After her husband’s death in 1981, Mrs. McCain and her identical twin sister, Rowena, took long driving trips through Europe, the Middle East and Asia. Once, when she was denied a rental car in Paris because of her age, she went out and bought a car. On road trips in the United States, she accumulated numerous speeding tickets and was once clocked at over 100 miles an hour, her son said.

In her later years, she encouraged her son’s political career. Retired from the Navy in 1981, he was elected in 1982 to the House of Representatives, where he served four years, and then to the Senate in 1986, winning re-election five times, most recently in 2016. She had no role in his run for president in 2000.

But she joined Senator McCain’s 2008 “Straight Talk Express” campaign. She occasionally stole the show with acerbic comments on her son’s political foes, and she once mistakenly accused one rival, Gov. Mitt Romney of Massachusetts, of involvement in a scandal that rocked the 2002 Winter Olympics in Salt Lake City. She and her son both apologized.

Roberta Wright was born in Muskogee, Okla., on Feb. 7, 1912, one of five children of Archibald and Myrtle (Fletcher) Wright. She was a freshman at the University of Southern California in 1931 when she met Ensign McCain, a recent Naval Academy graduate.

Her parents disapproved of their courtship, but the couple eloped and were married in Tijuana, Mexico, in 1933. They had three children, Jean Alexandra, John Sidney III and Joseph Pinckney II.

Complete information on survivors was not immediately available.

On Mrs. McCain’s 100th birthday in 2012, a crowd of relatives and friends gathered at the Capitol Hill Club, her former residence, for cake and a slide show of her panoramic past. She was pictured with Lord Mountbatten, the last viceroy of India; John Paul Getty, the industrialist and collector; Bob Hope; Ambassador Clare Boothe Luce; Madame and Generalissimo Chiang Kai-shek; and others.

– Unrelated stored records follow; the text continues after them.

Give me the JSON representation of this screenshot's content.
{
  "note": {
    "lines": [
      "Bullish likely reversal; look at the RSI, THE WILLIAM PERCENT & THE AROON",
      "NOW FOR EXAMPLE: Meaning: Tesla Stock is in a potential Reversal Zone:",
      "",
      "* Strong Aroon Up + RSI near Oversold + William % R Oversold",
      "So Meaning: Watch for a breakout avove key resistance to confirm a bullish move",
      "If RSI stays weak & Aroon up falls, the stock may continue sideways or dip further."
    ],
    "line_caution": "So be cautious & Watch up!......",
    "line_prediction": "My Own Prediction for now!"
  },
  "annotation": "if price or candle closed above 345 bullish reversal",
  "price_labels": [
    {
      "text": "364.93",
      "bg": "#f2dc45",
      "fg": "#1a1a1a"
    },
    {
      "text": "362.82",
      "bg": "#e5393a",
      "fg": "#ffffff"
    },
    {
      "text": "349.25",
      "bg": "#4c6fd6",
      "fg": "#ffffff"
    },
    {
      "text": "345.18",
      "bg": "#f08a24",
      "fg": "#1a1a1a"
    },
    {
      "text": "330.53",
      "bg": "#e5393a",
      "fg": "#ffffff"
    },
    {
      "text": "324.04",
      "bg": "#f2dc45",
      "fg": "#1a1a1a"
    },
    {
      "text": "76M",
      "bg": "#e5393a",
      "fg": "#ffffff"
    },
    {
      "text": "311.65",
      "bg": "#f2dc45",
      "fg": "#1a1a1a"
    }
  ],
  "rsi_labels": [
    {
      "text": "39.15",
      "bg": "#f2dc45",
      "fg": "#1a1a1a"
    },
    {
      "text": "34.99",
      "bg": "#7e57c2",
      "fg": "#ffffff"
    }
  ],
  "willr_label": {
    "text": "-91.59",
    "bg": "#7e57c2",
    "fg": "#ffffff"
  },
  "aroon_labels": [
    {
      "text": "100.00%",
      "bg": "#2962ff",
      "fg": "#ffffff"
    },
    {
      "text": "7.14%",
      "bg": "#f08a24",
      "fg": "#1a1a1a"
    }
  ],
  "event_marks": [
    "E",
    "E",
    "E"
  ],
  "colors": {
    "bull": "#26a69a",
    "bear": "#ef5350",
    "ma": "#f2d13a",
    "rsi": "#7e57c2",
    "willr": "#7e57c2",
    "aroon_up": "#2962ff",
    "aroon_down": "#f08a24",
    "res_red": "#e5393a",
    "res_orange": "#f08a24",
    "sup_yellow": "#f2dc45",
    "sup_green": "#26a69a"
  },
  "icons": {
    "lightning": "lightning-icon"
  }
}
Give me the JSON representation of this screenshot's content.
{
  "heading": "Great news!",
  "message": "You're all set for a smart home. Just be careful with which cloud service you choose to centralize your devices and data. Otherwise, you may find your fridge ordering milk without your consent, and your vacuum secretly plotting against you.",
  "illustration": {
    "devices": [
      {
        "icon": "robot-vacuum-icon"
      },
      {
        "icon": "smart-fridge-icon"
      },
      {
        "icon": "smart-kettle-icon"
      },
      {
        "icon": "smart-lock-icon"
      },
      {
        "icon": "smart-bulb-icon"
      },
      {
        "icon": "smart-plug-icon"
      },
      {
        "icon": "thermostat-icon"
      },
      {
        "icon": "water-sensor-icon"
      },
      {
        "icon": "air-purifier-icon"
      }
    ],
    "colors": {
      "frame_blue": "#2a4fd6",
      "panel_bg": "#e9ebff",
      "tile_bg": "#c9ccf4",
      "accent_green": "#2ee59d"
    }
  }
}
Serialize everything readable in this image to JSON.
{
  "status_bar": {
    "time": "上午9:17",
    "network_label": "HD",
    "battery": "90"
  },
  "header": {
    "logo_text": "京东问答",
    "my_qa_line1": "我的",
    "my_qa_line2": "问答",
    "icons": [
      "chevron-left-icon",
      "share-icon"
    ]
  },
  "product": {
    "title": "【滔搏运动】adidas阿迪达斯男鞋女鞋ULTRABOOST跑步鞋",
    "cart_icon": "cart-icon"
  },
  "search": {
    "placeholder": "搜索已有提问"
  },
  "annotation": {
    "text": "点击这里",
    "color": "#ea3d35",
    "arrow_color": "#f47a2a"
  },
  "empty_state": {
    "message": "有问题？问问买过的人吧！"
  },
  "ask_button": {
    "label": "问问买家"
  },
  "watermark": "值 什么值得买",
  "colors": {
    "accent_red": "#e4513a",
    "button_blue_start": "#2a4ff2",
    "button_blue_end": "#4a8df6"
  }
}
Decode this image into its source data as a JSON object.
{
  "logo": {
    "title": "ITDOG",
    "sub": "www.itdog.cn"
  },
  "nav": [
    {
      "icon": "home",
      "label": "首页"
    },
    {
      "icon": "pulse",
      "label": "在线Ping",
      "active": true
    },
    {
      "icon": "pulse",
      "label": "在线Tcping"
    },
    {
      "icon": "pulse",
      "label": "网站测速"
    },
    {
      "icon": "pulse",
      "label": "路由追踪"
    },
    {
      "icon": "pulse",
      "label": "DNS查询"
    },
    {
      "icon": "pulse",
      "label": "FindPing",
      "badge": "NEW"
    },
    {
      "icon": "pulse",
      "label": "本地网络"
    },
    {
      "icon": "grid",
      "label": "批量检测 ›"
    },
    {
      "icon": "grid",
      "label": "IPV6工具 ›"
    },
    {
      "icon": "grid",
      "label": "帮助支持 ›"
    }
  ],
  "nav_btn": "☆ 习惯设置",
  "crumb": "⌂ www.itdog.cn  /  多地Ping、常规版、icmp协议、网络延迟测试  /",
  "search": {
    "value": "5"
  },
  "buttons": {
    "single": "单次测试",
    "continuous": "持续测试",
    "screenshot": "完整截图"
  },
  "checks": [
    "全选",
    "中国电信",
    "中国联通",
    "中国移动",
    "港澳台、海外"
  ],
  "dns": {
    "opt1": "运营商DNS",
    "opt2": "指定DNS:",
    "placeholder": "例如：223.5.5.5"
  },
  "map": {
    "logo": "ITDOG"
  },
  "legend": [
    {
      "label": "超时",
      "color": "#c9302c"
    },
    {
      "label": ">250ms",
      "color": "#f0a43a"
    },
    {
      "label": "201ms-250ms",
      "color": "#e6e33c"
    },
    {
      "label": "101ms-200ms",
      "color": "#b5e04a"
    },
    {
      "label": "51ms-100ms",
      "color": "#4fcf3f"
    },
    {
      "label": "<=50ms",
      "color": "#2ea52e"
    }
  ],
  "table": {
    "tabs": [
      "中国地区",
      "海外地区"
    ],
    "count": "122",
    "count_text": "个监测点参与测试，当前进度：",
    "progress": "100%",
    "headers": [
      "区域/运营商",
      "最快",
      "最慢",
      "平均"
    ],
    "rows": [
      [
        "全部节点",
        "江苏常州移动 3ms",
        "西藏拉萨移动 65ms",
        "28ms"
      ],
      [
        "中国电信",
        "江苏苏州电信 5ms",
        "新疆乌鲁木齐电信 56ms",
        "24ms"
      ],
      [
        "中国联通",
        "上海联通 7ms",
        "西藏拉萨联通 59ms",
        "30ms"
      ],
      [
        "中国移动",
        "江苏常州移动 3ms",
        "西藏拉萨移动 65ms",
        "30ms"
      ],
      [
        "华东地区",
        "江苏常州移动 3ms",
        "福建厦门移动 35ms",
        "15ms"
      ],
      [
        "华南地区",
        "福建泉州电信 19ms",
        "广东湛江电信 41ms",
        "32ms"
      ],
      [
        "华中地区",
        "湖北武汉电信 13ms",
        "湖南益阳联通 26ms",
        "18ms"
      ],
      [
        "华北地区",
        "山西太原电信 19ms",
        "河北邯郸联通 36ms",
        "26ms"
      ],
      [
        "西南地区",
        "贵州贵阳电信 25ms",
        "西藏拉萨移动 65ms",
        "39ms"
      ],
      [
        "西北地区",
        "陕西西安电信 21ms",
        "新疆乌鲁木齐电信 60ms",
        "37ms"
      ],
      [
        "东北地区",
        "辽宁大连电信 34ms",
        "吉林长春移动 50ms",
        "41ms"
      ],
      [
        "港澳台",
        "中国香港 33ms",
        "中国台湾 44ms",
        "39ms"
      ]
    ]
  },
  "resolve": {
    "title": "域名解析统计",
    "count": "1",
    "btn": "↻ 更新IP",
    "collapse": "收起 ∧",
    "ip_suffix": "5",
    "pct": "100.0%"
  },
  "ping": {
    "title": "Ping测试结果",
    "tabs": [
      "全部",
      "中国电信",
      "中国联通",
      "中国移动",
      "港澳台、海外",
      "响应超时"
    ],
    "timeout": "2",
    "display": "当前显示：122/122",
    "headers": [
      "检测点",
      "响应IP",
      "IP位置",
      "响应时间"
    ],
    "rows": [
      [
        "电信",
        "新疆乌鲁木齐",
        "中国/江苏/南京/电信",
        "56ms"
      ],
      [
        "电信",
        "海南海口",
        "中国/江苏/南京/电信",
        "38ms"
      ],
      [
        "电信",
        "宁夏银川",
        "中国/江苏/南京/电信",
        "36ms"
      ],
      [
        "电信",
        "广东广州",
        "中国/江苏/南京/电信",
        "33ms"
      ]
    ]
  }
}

After Senator McCain’s death in August 2018, Mrs. McCain, who lived in Washington, was unable to attend her son’s memorial service in Phoenix. But she led her family in attendance at a memorial in Washington, where the senator lay in state in the Capitol Rotunda. She also attended his funeral at Washington National Cathedral, where Mr. Obama and former President George W. Bush gave eulogies, and was present for a private service and burial ceremony at the Naval Academy in Annapolis, Md.

“We still, to this day,” Senator McCain said of his mother in his memoir, “have spirited discussions about politics and policy.”